Бунт задохнулся в самом начале. Но их дело не пропало даром, все новые ряды сознательных…

– Стой! — истошно заорала муза. — Это любовный роман, а не пропагандистская листовка, здесь должны царить высокие чувства. Что же ты делаешь? — она силой оттащила Генку от стола и разорвала в клочья тетрадный лист, — начинай снова…

– Конюх, нет, граф, снова полез по длинной лестнице. Тусклый свет окна манил своей доступностью, обещая целую гамму нежных переживаний.

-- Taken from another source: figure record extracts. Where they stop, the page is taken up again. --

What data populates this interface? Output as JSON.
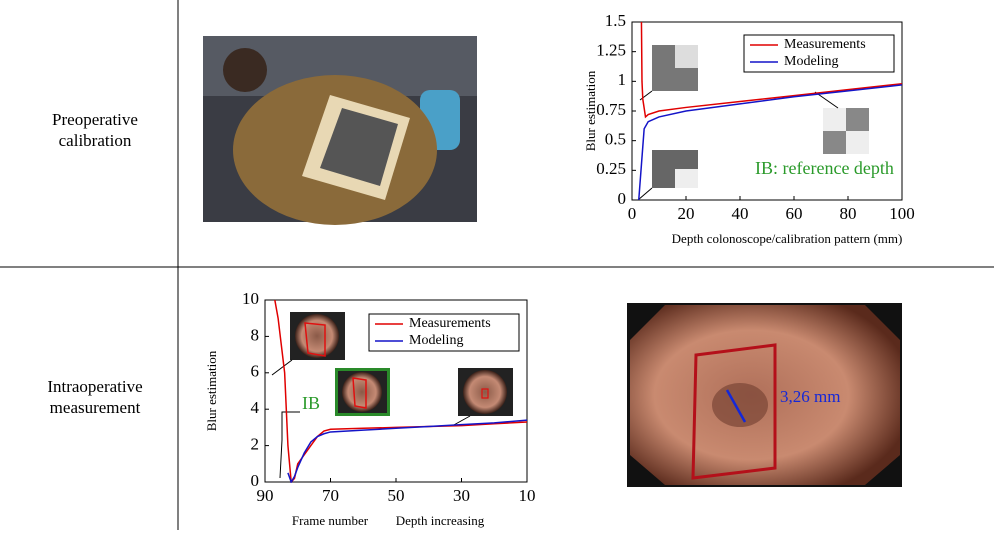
{
  "rows": [
    {
      "label": "Preoperative calibration"
    },
    {
      "label": "Intraoperative measurement"
    }
  ],
  "chart_data": [
    {
      "type": "line",
      "ylabel": "Blur estimation",
      "xlabel": "Depth colonoscope/calibration pattern (mm)",
      "annotation": "IB: reference depth",
      "xlim": [
        0,
        100
      ],
      "xticks": [
        0,
        20,
        40,
        60,
        80,
        100
      ],
      "ylim": [
        0,
        1.5
      ],
      "yticks": [
        0,
        0.25,
        0.5,
        0.75,
        1,
        1.25,
        1.5
      ],
      "legend": "upper right",
      "series": [
        {
          "name": "Measurements",
          "color": "#e00000",
          "x": [
            3.5,
            3.7,
            4,
            5,
            6,
            10,
            20,
            40,
            60,
            80,
            100
          ],
          "values": [
            1.5,
            1.0,
            0.85,
            0.7,
            0.72,
            0.75,
            0.78,
            0.83,
            0.88,
            0.93,
            0.98
          ]
        },
        {
          "name": "Modeling",
          "color": "#1414c8",
          "x": [
            2.5,
            3.5,
            4.5,
            6,
            10,
            20,
            40,
            60,
            80,
            100
          ],
          "values": [
            0,
            0.3,
            0.6,
            0.66,
            0.7,
            0.75,
            0.81,
            0.87,
            0.92,
            0.97
          ]
        }
      ]
    },
    {
      "type": "line",
      "ylabel": "Blur estimation",
      "xlabel": "Frame number",
      "x_annotation": "Depth increasing",
      "annotation": "IB",
      "xlim": [
        90,
        10
      ],
      "xticks": [
        90,
        70,
        50,
        30,
        10
      ],
      "ylim": [
        0,
        10
      ],
      "yticks": [
        0,
        2,
        4,
        6,
        8,
        10
      ],
      "legend": "upper right",
      "series": [
        {
          "name": "Measurements",
          "color": "#e00000",
          "x": [
            87,
            86,
            84,
            83,
            82,
            81,
            80,
            78,
            76,
            74,
            72,
            70,
            60,
            50,
            40,
            30,
            20,
            10
          ],
          "values": [
            10,
            9,
            6,
            2,
            0,
            0.2,
            1,
            1.5,
            2.0,
            2.5,
            2.8,
            2.9,
            2.95,
            3,
            3.05,
            3.1,
            3.2,
            3.3
          ]
        },
        {
          "name": "Modeling",
          "color": "#1414c8",
          "x": [
            83,
            82,
            81,
            80,
            78,
            76,
            74,
            72,
            70,
            60,
            50,
            40,
            30,
            20,
            10
          ],
          "values": [
            0.5,
            0,
            0.3,
            0.8,
            1.6,
            2.2,
            2.5,
            2.65,
            2.75,
            2.85,
            2.95,
            3.05,
            3.15,
            3.25,
            3.4
          ]
        }
      ]
    }
  ],
  "photo_annotation": "3,26 mm"
}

Узкий подоконник упруго уперся в его широкую грудь, и, подтянувшись, он ловко заскочил в комнату.

— Мама дорогая, — разглядев предмет своего вожделения, "гадкий аристократ" застыл на месте.

Муза насторожилась.

Прекрасная маркиза была еще довольно привлекательна: она хорошо сохранилась в свои пятьдесят лет, и была также свежа как и вчера.

Муза жирно зачеркнула «пятьдесят» и написала наверху «девятнадцать», затем, вздохнув, больше по инерции, чем от досады, дала подзатыльник автору.

– Девятнадцать лет, — выкрикнула она прямо в лицо то ли конюха, то ли графа, и сгорбленная фигура старухи изящно выправилась во всем цвете молодости.

– Я люблю тебя, — подсказывая немудреные слова, встречающиеся в каждом подобном чтиве, Лидия пыталась расшевелить незадачливого любовника: трясла его, толкала в спину. — Падай на колени! Цветы! Давай, преподнеси даме цветы!

На ощупь найдя шариковую ручку, она, не глядя, дописала:

И вручил букет роз.

В последнем слове, как назло, она ошиблась и вместо буквы «р» написала «к». Получилось целое стадо коз, которые резво запрыгнув в покои, разбежались по углам. Маркиза рухнула в обморок, её муж оскорбился, приняв столь неожиданный подарок на свой счет, и полез в драку.